The 10th-percentile wage — what new social workers, all others typically earn — is $92K/year. Take-home on that works out to about $5,494/month. At HUD’s $1,544/month FMR, rent would take 28% of that take-home — manageable on an entry-level income.
Is social workers, all other a high-paying job in Rhode Island?
Local pay is 55% above the national median — $112K here vs. $72K nationally.
How does Rhode Island compare to the national average for social workers, all others?
Rhode Island pays $112K median vs. the U.S. average of $72K — that’s +55%. After adjusting for local cost of living (RPP 101.77), the purchasing-power equivalent is $110K — still ahead of the national median.
How much do social workers, all others make in Rhode Island?
The median is $111,590 a year, that works out to about $54 an hour. But the range is wide: entry-level workers start around $91,560, and experienced social workers, all others can clear $126,920. These are BLS numbers, based on employer-reported data, not self-reported surveys.
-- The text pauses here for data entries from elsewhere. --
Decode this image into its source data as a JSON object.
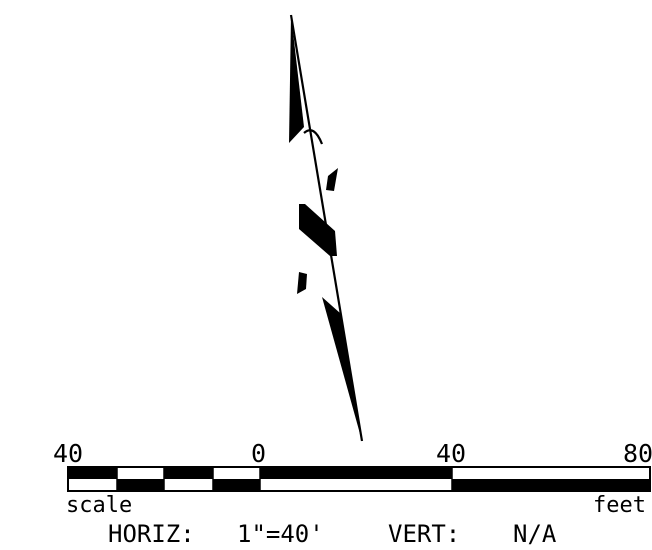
{
  "scale_bar": {
    "tick_labels": [
      "40",
      "0",
      "40",
      "80"
    ],
    "left_label": "scale",
    "right_label": "feet"
  },
  "footer": {
    "horiz_label": "HORIZ:",
    "horiz_value": "1\"=40'",
    "vert_label": "VERT:",
    "vert_value": "N/A"
  },
  "colors": {
    "ink": "#000000",
    "paper": "#ffffff"
  }
}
Is $112K enough to live in Rhode Island?
On that salary, you'd take home roughly $6,900/month after taxes. A 2-bedroom here rents for about $1,544/month, which eats 22.4% of your paycheck. That's under the 30% guideline most financial planners use, so the numbers work.
How far does a social workers, all other salary go in Rhode Island?
Rhode Island has a Regional Price Parity of 101.77 (100 is the national average). Prices are above average here, so your dollar buys less than the same salary would in a cheaper metro. After cost-of-living adjustment, the median social workers, all other salary is worth about $109,649 in national-average purchasing power.
Where do social workers, all others get paid the most?
The table above ranks every state by median pay for this role. Keep in mind that the highest-paying states tend to have the highest costs of living, so the top salary doesn't always mean the most money in your pocket.